Semoga menjadi keluarga sakinah mawaddah wa rahmah.
Ungkapan ini sering terdengar seiring dengan musim orang menikah. Seakan sudah
menjadi kalimat pakem yang harus diucapkan saat menghadiri kondangan dan
menyalami sang mempelai. Lantas apa maksud dari ungkapan tersebut ?
Keluarga Samara. Sebagai sebuah ibadah, tentu
saja pernikahan memiliki sejumlah tujuan yang mulia. Memahami tujuan itu akan
menghindarkan pernikahan hanya sekedar ajang pelampiasan nafsu seksual belaka.

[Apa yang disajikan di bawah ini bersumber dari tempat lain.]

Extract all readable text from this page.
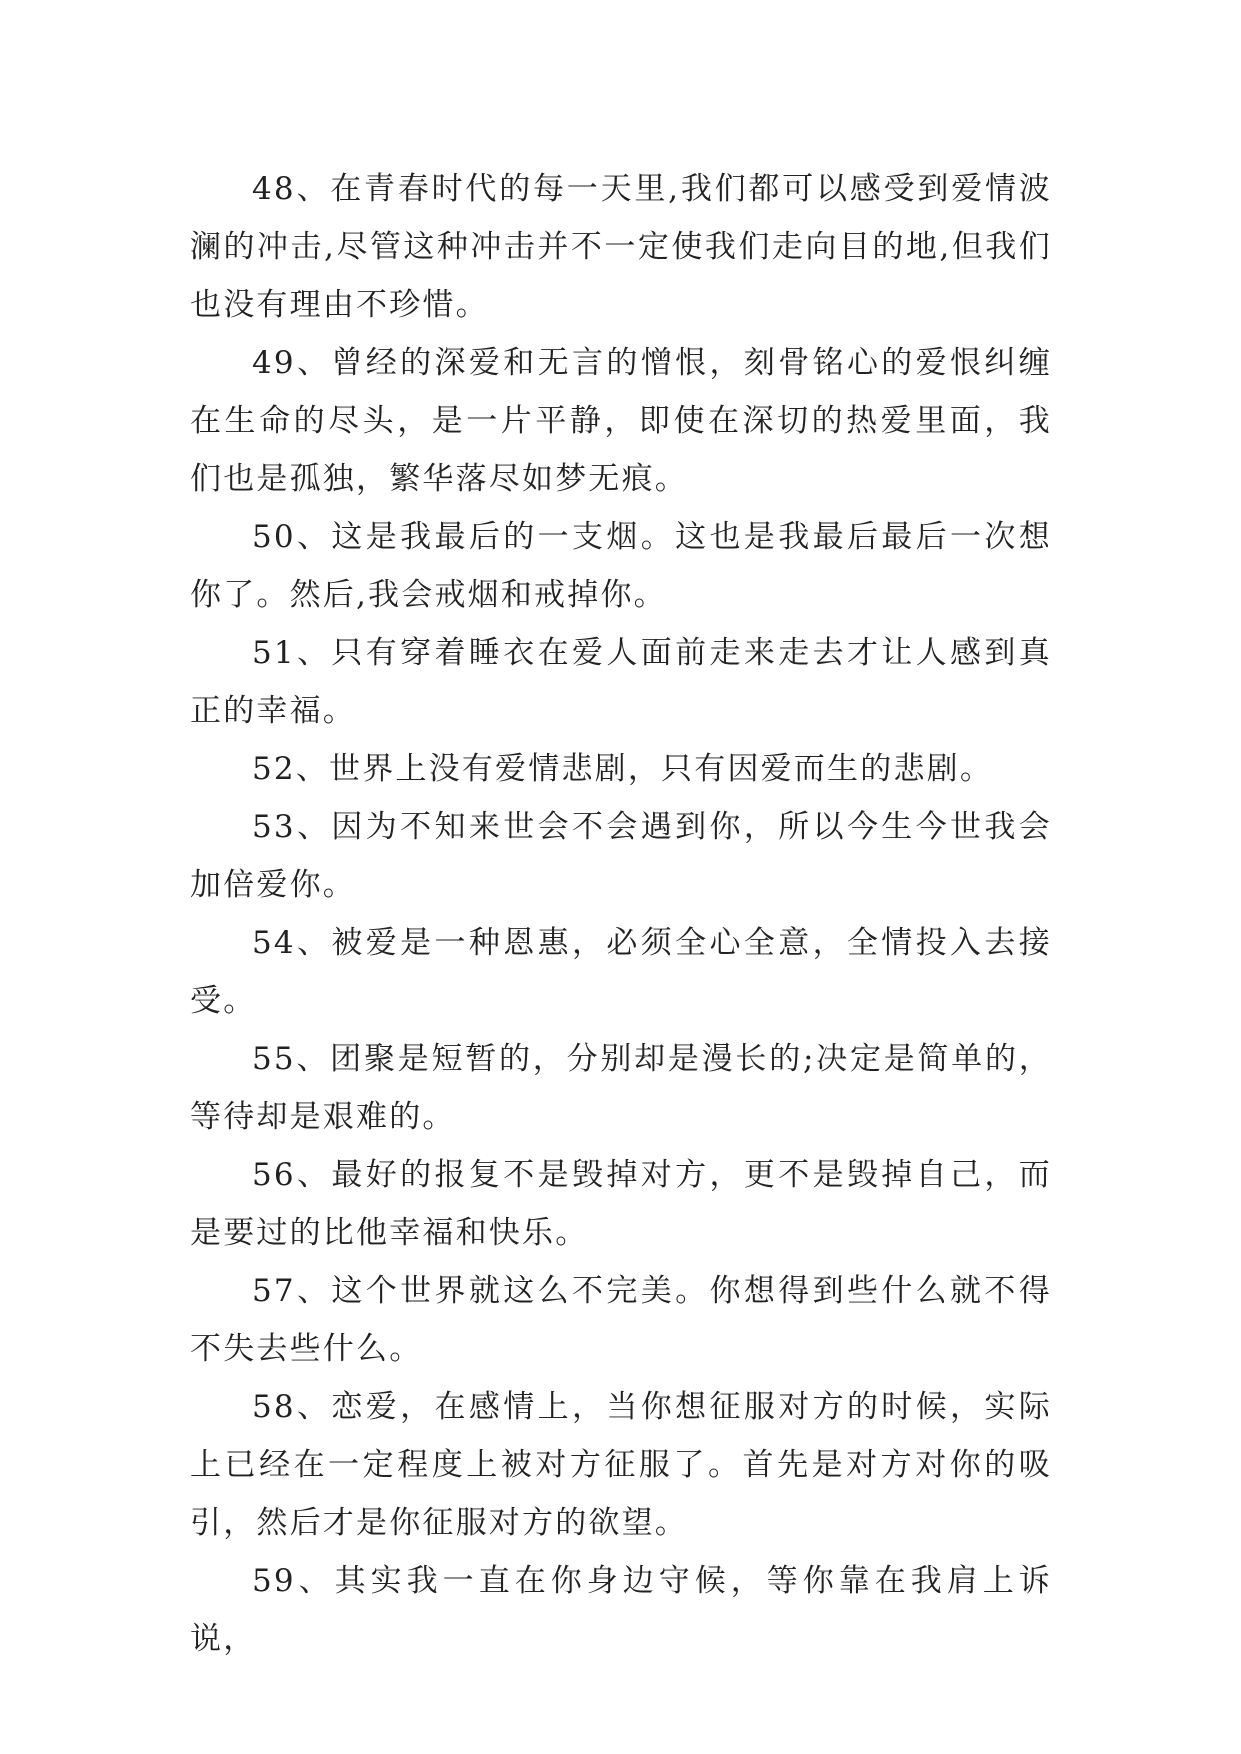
48、在青春时代的每一天里,我们都可以感受到爱情波澜的冲击,尽管这种冲击并不一定使我们走向目的地,但我们也没有理由不珍惜。

49、曾经的深爱和无言的憎恨，刻骨铭心的爱恨纠缠在生命的尽头，是一片平静，即使在深切的热爱里面，我们也是孤独，繁华落尽如梦无痕。

50、这是我最后的一支烟。这也是我最后最后一次想你了。然后,我会戒烟和戒掉你。

51、只有穿着睡衣在爱人面前走来走去才让人感到真正的幸福。

52、世界上没有爱情悲剧，只有因爱而生的悲剧。

53、因为不知来世会不会遇到你，所以今生今世我会加倍爱你。

54、被爱是一种恩惠，必须全心全意，全情投入去接受。

55、团聚是短暂的，分别却是漫长的;决定是简单的，等待却是艰难的。

56、最好的报复不是毁掉对方，更不是毁掉自己，而是要过的比他幸福和快乐。

57、这个世界就这么不完美。你想得到些什么就不得不失去些什么。

58、恋爱，在感情上，当你想征服对方的时候，实际上已经在一定程度上被对方征服了。首先是对方对你的吸引，然后才是你征服对方的欲望。

59、其实我一直在你身边守候，等你靠在我肩上诉说，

Tujuan-tujuan itu adalah pertama mewujudkan mawaddah dan rahmat, yakni
terjalinnya cinta kasih dan tergapainya ketentraman hati (ar-Rum : 21). Kedua,
sebagai upaya mengikuti sunnah Rasulullah. Ketiga, melanjutkan keturunan
dan menghindari dosa. Keempat, untuk mempererat tali silaturahim. Kelima,
pernikahan sebagai sarana dakwah. Keenam, dalam rangka menggapai
mardhatillah.
Jika demikian tujuan pernikahan yang sebenarnya, maka dapat
dipastikan bahwa suatu pernikahan yang tidak diarahkan untuk mewujudkan
keluarga sakinah, berarti jauh dari apa yang diajarkan oleh Islam itu sendiri.
Lalu, apa ukuran sebuah keluarga disebut keluarga sakinah?
Keluarga
Sakinah: Keluarga dengan Enam Kebahagiaan
Keluarga
sakinah adalah keluarga dengan enam kebahagiaan yang terlahir dari usaha keras
pasangan suami istri dalam memenuhi semua kewajiban, baik kewajiban perorangan
maupun kewajiban bersama. Teramat jelas bagaimana Allah dan Rasul-Nya menuntun
kita untuk mencapai tiap kebahagiaan itu. Enam kebahagiaan yang dimaksud
adalah:
Pertama, kebahagiaan finansial. Kepala keluarga
wajib mencukupi kebutuhan nafkah istri dan anak-anaknya dengan berbagai usaha
yang halal. Kebahagiaan finansial adalah ketika kebutuhan asasi seperti
sandang, papan dan pangan, serta kebutuhan dharuri seperti pendidikan,
kesehatan, keamanan, terlebih bila kebutuhan kamali dapat dipenuhi.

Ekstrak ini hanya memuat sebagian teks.